Gonzalez, a cheerful and tireless woman who never let obstacles defeat her, died Jan. 8 in her sleep. She was 88.
“The whole time I was in the House and the Senate, I referred to myself as a workhorse, not a show horse,” said former Sen. Janet Cruz, her daughter, who is now a Tampa City Council candidate. “That’s just what I was taught to do. You put your head down and you get the work done. To be a woman of your word and to follow through. And that work is hard but there’s a reward if you do it well. All of those virtues I learned from her.”
Gonzalez was born Sept. 11, 1934, in Ybor City, where her father had emigrated from Spain at age 14 to work in the cigar factories and send money home. (Gonzalez’s grandparents had done the same,) She attended Our Lady of Perpetual Help Catholic School, married and had three children. The couple divorced when Cruz was a toddler, and the single mother stretched her earnings at a drywall plant to feed her family.
“She would come in from work and put a pot of water on,” Cruz said, “whether it was for rice or something else. She could get home and cook a meal in 30 or 40 minutes, and she was insistent that the four of us sat together. And she was a marvelous cook.”
Gonzalez worked at National Gypsum in Port Tampa, often overtime. She never chose work over family or vice versa. She chose both. For example, Cruz was 16 when she learned she was pregnant.
Cruz married her 18-year-old boyfriend, who moved into the household. Both young parents continued to college; none of it would have been possible without Gonzalez’s help.
“She was the rock and the foundation,” Cruz said.

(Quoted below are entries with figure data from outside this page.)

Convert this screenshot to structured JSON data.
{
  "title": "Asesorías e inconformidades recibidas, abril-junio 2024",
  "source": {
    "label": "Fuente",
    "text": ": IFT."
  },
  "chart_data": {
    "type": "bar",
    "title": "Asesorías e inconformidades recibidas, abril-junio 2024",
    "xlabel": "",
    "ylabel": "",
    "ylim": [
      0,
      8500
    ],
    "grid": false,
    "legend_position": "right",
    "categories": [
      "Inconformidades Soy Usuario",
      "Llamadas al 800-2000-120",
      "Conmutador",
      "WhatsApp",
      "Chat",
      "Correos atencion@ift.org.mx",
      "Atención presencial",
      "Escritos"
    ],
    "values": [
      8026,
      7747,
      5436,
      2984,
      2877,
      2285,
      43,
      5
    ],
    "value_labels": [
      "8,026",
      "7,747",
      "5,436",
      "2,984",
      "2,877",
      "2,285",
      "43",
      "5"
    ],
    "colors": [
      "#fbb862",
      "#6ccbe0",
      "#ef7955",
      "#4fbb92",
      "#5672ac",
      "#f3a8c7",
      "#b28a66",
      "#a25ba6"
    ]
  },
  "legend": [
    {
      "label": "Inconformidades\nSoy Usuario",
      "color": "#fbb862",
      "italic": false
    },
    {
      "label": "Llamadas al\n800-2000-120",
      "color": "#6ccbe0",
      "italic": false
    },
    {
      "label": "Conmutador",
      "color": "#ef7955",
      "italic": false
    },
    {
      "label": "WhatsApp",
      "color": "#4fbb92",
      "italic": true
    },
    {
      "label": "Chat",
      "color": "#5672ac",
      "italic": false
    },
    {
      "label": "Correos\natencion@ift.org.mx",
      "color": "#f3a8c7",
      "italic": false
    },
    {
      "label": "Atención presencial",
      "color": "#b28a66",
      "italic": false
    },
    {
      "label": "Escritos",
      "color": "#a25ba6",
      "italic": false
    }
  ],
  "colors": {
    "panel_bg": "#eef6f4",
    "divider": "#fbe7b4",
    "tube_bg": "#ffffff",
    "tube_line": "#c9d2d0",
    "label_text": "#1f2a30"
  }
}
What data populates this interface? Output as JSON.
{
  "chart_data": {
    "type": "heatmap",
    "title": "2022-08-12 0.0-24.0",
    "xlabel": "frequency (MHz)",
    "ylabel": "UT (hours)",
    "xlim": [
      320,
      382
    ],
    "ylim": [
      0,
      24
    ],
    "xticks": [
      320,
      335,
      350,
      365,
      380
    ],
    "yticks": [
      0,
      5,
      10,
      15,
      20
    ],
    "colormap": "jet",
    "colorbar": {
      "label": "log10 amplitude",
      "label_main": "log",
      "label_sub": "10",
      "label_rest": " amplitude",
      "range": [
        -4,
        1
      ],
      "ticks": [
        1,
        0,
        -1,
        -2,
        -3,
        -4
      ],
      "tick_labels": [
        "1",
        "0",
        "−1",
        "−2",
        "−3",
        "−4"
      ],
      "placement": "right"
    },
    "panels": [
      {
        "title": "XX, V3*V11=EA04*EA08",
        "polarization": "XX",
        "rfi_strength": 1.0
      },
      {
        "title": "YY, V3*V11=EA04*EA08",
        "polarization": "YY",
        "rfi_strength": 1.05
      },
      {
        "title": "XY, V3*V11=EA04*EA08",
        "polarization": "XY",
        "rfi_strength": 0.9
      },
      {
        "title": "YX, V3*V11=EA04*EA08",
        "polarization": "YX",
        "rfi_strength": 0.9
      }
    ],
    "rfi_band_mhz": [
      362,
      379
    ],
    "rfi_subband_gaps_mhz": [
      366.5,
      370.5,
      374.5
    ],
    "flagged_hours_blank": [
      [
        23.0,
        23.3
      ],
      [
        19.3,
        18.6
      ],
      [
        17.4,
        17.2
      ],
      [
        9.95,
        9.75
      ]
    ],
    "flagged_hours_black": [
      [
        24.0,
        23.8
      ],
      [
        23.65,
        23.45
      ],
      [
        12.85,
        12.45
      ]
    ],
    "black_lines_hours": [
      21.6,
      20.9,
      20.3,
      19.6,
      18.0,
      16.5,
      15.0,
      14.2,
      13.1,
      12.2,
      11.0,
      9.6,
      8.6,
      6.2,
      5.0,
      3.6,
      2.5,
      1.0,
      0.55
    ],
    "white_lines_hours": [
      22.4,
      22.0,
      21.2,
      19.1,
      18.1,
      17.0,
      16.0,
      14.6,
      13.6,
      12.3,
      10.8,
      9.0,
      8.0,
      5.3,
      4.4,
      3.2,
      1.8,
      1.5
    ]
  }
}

She remembers calling her mother at 2 a.m. Her daughter, Ana, was running a fever.
“She said, ‘You want me to come over?’ I said, ‘Yeah.’ And she would come over and sit with me and make sure Ana’s fever went down, and then get up and go to work at 6 o’clock and work at 10-hour day. She was just so giving and so kind.”
Gonzalez stayed at National Gypsum for 30 years, when automation phased out some factory jobs. For a while, she started her own tax service and also worked for Jackson-Hewitt or provided services as a translator.
“She never said, ‘Don’t complain,’ she just didn’t complain,” Cruz said. “So, I didn’t grow up in a family that complained. We just did what we were supposed to do.”
Gonzalez was predeceased by her son, Glenn Gonzalez. In addition to Cruz, she is survived by daughter Doreen Moore and her husband Johnny and a large extended family.